Personally I've seen developer use the Django ORM, and create application with terrible performance. Tweaking the queries, you can help guide the ORM to generate better SQL, which in turn will affect your performance greatly.
We're currently facing a problem with a custom who have an application with terrible performance/scaling issues. The entire thing is very database heavy, but interaction is done solely via Hibernate. I have nothing against Hibernate, it's a fine ORM, but you need to understand it well enough that you can guide it towards better queries (Which sometimes involve actually writing SQL). At some point you need to decide if your time isn't better spend learning SQL directly, as that via always provide you with better access to the functionality provided by the database.
Yes, quite a lot I would imagine. I use it extensively at work and similarly sql heavy software companies in the past. That being said, I’ve also worked at places where they’ve avoided it like the plague – largely because few people were competent at it – and were moving away from relational DBs due to scale.

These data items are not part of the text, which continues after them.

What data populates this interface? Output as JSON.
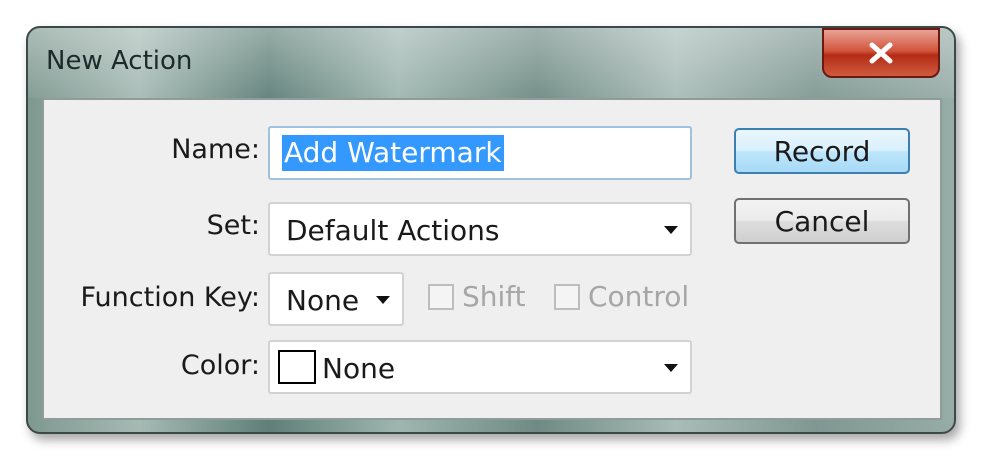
{
  "window": {
    "title": "New Action",
    "close_icon": "close-icon"
  },
  "form": {
    "name": {
      "label": "Name:",
      "value": "Add Watermark"
    },
    "set": {
      "label": "Set:",
      "value": "Default Actions"
    },
    "function_key": {
      "label": "Function Key:",
      "value": "None",
      "shift_label": "Shift",
      "control_label": "Control",
      "shift_checked": false,
      "control_checked": false
    },
    "color": {
      "label": "Color:",
      "value": "None"
    }
  },
  "buttons": {
    "record": "Record",
    "cancel": "Cancel"
  },
  "colors": {
    "selection": "#3399ff",
    "record_border": "#3c7fb1",
    "close_button": "#c8432b"
  }
}
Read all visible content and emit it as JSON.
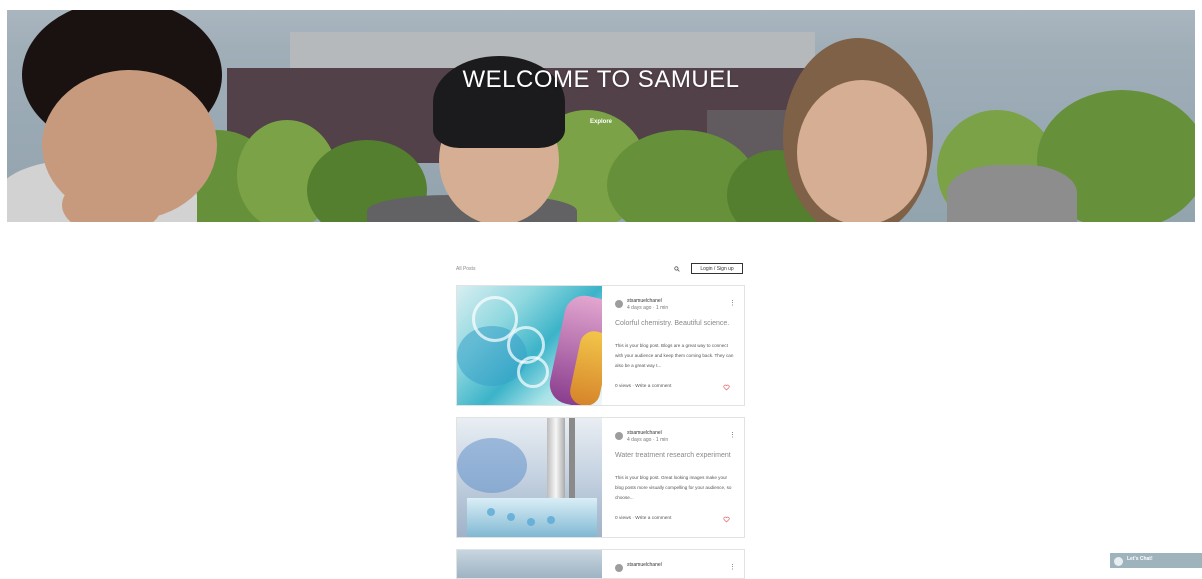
{
  "hero": {
    "title": "WELCOME TO SAMUEL",
    "link": "Explore"
  },
  "toolbar": {
    "all_posts": "All Posts",
    "search_icon": "search-icon",
    "login_label": "Login / Sign up"
  },
  "posts": [
    {
      "author": "stsamuelchanel",
      "meta": "4 days ago · 1 min",
      "title": "Colorful chemistry. Beautiful science.",
      "excerpt": "This is your blog post. Blogs are a great way to connect with your audience and keep them coming back. They can also be a great way t...",
      "stats": "0 views · Write a comment"
    },
    {
      "author": "stsamuelchanel",
      "meta": "4 days ago · 1 min",
      "title": "Water treatment research experiment",
      "excerpt": "This is your blog post. Great looking images make your blog posts more visually compelling for your audience, so choose...",
      "stats": "0 views · Write a comment"
    },
    {
      "author": "stsamuelchanel"
    }
  ],
  "chat": {
    "label": "Let's Chat!"
  },
  "colors": {
    "accent_heart": "#e06a6a",
    "chat_bg": "#9fb3bc"
  }
}
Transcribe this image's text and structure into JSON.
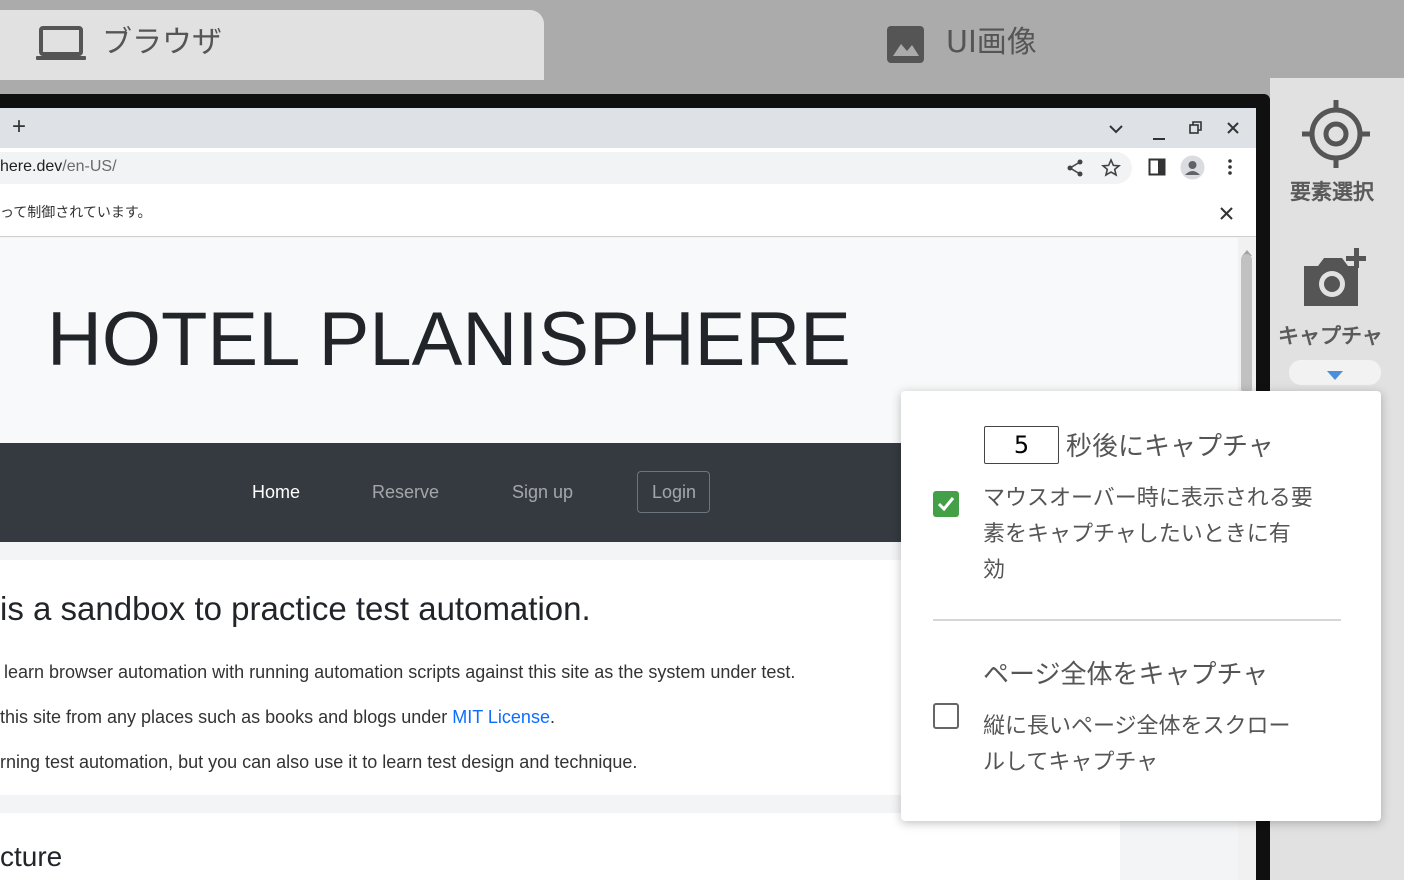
{
  "tabs": {
    "browser_label": "ブラウザ",
    "ui_image_label": "UI画像",
    "browser_icon": "laptop-icon",
    "ui_image_icon": "image-icon"
  },
  "tools": {
    "select_element_label": "要素選択",
    "capture_label": "キャプチャ",
    "select_icon": "crosshair-icon",
    "capture_icon": "camera-add-icon"
  },
  "browser": {
    "new_tab_symbol": "+",
    "url_host": "here.dev",
    "url_path": "/en-US/",
    "infobar_text": "って制御されています。"
  },
  "site": {
    "title": "HOTEL PLANISPHERE",
    "nav": {
      "home": "Home",
      "reserve": "Reserve",
      "signup": "Sign up",
      "login": "Login"
    },
    "heading": "is a sandbox to practice test automation.",
    "p1": "learn browser automation with running automation scripts against this site as the system under test.",
    "p2_before": "this site from any places such as books and blogs under ",
    "p2_link": "MIT License",
    "p2_after": ".",
    "p3": "rning test automation, but you can also use it to learn test design and technique.",
    "section_heading": "cture"
  },
  "capture_popup": {
    "delay_value": "5",
    "delay_label": "秒後にキャプチャ",
    "hover_checked": true,
    "hover_desc_line1": "マウスオーバー時に表示される要",
    "hover_desc_line2": "素をキャプチャしたいときに有",
    "hover_desc_line3": "効",
    "full_title": "ページ全体をキャプチャ",
    "full_checked": false,
    "full_desc_line1": "縦に長いページ全体をスクロー",
    "full_desc_line2": "ルしてキャプチャ"
  },
  "colors": {
    "accent_green": "#43a047",
    "accent_blue": "#4a90d9",
    "nav_bg": "#343a40",
    "link": "#0d6efd"
  }
}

Of course. Large companies like Pepsi have teams of analysts that only write SQL. I applied for a programming job there a long time ago and didn’t follow up when they explained in the interview that’s the only language they used.
Why not use R's data.table? You can achieve literally the same pipeline style flow, internally it's written in C, it's not the fastest but gets the job done.
If you want real speed but no external package, kdb/q is probably better (has q-sql).
Good work for the effort etc. but I often don't see the value added of these toy projects of people apart from personal development and a bullet point on the CV of the author.
I can't decide if it would be better or worse if it stuck more closely to SQL keywords. You use "from" and "select", but not "where", "order by", "group by". There's some danger of it being in an uncanny valley of SQLish, but I'm pretty sure I'd prefer just using those terms verbatim (including the space in "order by"... that style is less common in modern languages but it's not really that much harder to parse).
I'd like to see more examples of joins and composing SQL. Does this language make it easier to make more general SQL queries? Can I take two queries and squash them together in a reliable way? I feel like I end up with a lot of theme and variation in my queries, often involving optional filters.
I might even like a notion of encapsulation that could help this query language when it's embedded in other languages. Like if I could say, in the language itself, that a query has certain unbound variables (and not just ? or other placeholders). This language seems like it would be better for generating than SQL, and sometimes generation is just necessary (like in any application that supports data exploration), but for most common cases I'd hope to avoid that. Defining inputs and then making whole filter sections or other statements conditional on those inputs would help here.